My newly planted bed has responded to the rain with a growth spurt of everything–including weeds! Well, what did I expect, you might ask? I’ve been wishing for rain and watering when it didn’t rain. Those weed seeds were just waiting for some moisture to show themselves. And, show themselves, they have.

Weedy crops

Guess which one is the weed? Why the most prolific one, of course!

The most prolific weed I’m seeing is only a weed to some. To some, it’s a salad or a braising leafy green. I also feed it to my chickens because it’s healthy for them, and they love it. It’s a relation to our more common weed known as pigweed. It’s got a pretty green leaf with red accents. Can you guess what it is? If you guessed Lamb’s Quarters, you’d be right.

Lamb’s Quarters, (Chenopodium album) is a nutritious wild plant that grows almost everywhere throughout North America. The leaves can be harvested and steamed or braised like spinach, chard or kale. Young leaves are added to salads. Lamb’s Quarters is also related to Quinoa (Chemopodium quinoa) the grain we eat. It is also related to beets and our common spinach.

Small Lamb’s Quarters (Chenopodium album)

A large Lamb’s Quarters plants can take the form of a tree with quite a large central stalk. The stalk of Lamb’s Quarters, or Goosefoot, as it is also known, due to the shape of its leaves, has been used as a walking stick for centuries. According to Wikipedia: “In China, the stalk had been used as a walking stick since ancient times. For example, the following passage comes from Romance of the Three Kingdoms/Chapter 1: … the old man had a youthful countenance, and was carrying a walking stick fashioned from the hardened stalk of a goosefoot (Chenopodium album) plant. (Wikisource translation)”

Tree-like, large Lamb’s Quarters plant.

Like the common pigweed or amaranth, Lamb’s Quarters throws lots of seed. And, I mean lots. The bed I just planted is near a large plant I keep mostly to feed the chickens. So, the new bed was literally covered with tiny seedlings after I started watering. I’ve hoed quite a bit of it, but since I direct seeded the bed, I could not get too vigorous with the hoe where tiny seeds were just a quarter inch or so below the soil. So, I’ve been waiting for the new seeded crops to emerge so I could weed around the new seedlings and not have a whole bed of Lamb’s Quarters instead of the nasturtiums, parsley, spinach and minutina that I planted on purpose.

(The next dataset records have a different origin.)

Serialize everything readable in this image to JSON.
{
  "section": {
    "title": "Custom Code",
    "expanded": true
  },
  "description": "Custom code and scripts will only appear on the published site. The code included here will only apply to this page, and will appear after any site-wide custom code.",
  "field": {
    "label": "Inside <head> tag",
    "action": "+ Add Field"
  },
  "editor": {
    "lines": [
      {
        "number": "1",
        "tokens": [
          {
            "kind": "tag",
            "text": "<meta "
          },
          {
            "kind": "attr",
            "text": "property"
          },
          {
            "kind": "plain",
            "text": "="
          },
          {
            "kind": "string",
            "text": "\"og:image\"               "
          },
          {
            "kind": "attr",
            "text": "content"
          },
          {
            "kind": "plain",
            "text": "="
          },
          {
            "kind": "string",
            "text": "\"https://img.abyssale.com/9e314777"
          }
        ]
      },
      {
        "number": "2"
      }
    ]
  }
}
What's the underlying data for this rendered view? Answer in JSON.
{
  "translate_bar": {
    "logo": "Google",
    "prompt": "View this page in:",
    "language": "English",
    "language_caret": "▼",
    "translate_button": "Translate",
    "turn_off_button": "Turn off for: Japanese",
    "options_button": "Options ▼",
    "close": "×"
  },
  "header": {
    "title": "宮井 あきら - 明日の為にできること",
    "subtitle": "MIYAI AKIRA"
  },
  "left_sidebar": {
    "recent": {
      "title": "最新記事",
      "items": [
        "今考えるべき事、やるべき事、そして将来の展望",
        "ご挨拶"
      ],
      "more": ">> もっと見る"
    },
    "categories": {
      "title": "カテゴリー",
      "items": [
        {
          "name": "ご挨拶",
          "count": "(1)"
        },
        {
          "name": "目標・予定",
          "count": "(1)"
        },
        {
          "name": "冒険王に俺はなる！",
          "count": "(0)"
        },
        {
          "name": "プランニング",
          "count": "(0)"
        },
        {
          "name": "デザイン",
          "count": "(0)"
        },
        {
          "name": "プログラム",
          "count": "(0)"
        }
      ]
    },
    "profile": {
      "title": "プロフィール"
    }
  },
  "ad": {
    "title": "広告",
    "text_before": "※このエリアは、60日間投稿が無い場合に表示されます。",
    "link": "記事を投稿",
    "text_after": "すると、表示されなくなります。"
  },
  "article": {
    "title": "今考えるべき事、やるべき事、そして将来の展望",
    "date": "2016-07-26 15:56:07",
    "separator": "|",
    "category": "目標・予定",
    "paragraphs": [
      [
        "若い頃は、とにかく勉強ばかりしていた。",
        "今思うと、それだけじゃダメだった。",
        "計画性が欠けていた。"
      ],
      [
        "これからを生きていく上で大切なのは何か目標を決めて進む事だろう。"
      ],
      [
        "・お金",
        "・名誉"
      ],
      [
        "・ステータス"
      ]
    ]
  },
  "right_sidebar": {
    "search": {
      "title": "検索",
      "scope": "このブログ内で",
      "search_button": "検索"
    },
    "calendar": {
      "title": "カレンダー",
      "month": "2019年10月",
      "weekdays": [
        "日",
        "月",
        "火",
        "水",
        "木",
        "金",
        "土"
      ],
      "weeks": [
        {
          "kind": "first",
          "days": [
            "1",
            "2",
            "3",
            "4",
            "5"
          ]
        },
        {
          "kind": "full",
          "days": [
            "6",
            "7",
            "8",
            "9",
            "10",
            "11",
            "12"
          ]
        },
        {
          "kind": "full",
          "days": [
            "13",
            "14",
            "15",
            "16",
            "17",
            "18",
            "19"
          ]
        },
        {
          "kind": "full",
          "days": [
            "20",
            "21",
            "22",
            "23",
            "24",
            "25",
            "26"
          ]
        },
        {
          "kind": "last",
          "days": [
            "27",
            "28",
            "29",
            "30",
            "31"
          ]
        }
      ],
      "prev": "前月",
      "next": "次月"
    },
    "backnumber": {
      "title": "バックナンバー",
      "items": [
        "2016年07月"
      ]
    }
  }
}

And, so it goes. The plants we want with the ones we don’t. Who said something like: a weed is simply a plant in the wrong place? Now that we’re getting some rain, I’m planning to transplant some of the Lamb’s Quarters out to the chicken yard so it’s closer to the chickens. I’ll plant it where they won’t have free access to it, or it would never survive!

“If you have a garden and a library, you have everything you need.”